Another part of the L.A. Phil’s experimental inquiry was the development of several partnerships to further open up conversations. Classically Black, a podcast produced by violist Katie Brown and double bassist Dalanie Harris, worked with clarinetist Alex Laing in moderating sessions that centered Black voices and pathways in classical music. Project 440, founded and led by Philadelphia Orchestra double bassist Joseph Conyers, was another partner, offering YOLA National Symphony musicians a series of trainings with a dual focus on career-building and working toward the goals of music for social change.

A third partner was El Sistema USA, which contributed several sessions on best practices and helped organize forty 3rd-5th grade children from six member organizations across California to take part in a weeklong virtual seminario of their own.

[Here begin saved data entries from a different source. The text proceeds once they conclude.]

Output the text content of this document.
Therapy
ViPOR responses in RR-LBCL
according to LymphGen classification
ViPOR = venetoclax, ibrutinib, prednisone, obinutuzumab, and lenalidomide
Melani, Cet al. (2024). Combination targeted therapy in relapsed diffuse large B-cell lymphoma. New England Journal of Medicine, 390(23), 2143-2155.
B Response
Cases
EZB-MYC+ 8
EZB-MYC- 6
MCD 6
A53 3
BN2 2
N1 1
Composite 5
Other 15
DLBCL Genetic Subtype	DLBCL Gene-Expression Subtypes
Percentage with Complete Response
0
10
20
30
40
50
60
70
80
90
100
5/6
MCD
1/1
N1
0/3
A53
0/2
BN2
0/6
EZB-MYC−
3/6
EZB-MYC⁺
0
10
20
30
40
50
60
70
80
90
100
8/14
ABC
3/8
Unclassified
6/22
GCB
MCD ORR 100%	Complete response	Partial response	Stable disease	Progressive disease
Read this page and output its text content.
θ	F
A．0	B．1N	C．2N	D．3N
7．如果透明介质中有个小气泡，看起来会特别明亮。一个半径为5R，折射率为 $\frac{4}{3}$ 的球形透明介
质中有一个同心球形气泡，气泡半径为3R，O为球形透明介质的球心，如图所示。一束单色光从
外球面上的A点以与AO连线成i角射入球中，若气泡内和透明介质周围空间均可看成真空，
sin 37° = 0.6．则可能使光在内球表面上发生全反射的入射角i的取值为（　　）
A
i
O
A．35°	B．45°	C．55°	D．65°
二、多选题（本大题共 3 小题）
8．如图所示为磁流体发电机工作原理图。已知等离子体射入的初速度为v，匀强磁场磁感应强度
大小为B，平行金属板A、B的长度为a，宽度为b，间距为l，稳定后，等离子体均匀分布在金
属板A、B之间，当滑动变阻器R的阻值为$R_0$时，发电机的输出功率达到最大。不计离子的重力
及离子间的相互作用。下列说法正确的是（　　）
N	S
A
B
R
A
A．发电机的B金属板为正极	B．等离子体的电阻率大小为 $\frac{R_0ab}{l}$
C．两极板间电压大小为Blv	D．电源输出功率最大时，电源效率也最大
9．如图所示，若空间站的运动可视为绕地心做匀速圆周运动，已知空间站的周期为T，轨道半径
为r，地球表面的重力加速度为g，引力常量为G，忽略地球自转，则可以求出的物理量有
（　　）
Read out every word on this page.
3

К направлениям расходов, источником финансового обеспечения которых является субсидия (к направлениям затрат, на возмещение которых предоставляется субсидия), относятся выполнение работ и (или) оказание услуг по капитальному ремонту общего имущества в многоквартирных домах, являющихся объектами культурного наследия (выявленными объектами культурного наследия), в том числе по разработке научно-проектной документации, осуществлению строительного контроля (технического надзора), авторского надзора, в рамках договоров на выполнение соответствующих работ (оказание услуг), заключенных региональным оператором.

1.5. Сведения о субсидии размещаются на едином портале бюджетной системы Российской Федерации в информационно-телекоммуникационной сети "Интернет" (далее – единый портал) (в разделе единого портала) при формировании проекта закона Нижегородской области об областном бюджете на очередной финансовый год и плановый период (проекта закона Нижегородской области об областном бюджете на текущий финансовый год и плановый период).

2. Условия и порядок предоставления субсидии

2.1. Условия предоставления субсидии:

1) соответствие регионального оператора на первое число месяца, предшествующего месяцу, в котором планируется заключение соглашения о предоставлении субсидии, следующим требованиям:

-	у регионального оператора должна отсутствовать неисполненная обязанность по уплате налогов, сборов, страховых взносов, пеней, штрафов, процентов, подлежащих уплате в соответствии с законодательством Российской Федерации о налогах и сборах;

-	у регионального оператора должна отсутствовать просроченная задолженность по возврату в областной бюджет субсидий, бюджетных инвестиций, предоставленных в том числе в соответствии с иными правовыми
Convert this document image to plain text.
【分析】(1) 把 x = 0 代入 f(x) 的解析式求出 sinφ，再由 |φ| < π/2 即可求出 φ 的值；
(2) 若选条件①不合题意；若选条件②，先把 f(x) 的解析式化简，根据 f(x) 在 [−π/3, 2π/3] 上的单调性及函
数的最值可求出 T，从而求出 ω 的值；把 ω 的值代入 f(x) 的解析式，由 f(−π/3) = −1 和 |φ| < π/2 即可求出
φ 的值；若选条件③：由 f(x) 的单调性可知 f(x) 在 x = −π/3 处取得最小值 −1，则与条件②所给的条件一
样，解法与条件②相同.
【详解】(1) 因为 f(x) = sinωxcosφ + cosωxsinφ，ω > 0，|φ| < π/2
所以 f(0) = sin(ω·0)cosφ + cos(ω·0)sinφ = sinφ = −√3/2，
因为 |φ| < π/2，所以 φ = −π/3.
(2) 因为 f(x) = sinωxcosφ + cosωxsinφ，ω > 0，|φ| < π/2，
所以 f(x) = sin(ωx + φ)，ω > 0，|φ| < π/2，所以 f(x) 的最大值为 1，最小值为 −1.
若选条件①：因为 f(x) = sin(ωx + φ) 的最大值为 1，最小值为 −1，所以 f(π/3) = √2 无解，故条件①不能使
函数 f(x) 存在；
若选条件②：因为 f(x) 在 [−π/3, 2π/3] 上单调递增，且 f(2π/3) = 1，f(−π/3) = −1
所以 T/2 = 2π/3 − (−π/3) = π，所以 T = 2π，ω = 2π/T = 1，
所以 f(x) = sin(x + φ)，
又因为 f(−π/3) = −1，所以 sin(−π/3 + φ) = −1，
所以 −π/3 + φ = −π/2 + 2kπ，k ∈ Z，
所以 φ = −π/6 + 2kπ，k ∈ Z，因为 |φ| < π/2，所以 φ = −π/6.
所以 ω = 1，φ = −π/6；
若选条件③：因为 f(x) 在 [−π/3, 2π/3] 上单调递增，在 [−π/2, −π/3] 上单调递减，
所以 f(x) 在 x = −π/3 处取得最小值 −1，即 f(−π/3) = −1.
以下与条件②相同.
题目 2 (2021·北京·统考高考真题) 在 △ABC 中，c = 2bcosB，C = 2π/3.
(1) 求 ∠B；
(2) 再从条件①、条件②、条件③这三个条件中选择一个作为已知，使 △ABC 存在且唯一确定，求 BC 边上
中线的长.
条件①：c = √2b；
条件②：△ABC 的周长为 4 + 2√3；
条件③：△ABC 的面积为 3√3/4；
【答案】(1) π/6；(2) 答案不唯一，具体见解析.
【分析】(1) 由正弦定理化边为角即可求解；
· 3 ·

That seminario was led by the L.A. Phil’s fourth partner: Collective Conservatory, launched this year by Daniel Trahey in response to the pandemic. The CC staff worked with California students to create their own miniature DJ booths and record and collect “found sounds” around their homes. Their sonic output was edited to make elaborate collective soundscapes that were aired at a livestreamed drop party.

What’s the takeaway here, for those of us (i.e., all of us) without the L.A. Phil’s heft and resources? We can’t, of course, reproduce what they did. But we can note and aspire to the spirit of bold inquiry and experiment that guided their choices. It takes courage to commit to inquiry rather than to predictable results, especially when the predictable results are usually good. But our movement’s most remarkable results are often the outcomes of experiments that feel risky and unpredictable.

I believe that the L.A. Phil’s crucial experiment in blending student voice with professional development doesn’t have to end when we go back to in-person gathering; indeed, it will become more powerful. “We invited everyone to participate in everything”—just imagine what that scenario would look like and feel like in physical spaces filled with people. For Sistema inquiry, I can’t envision a better experiment than that.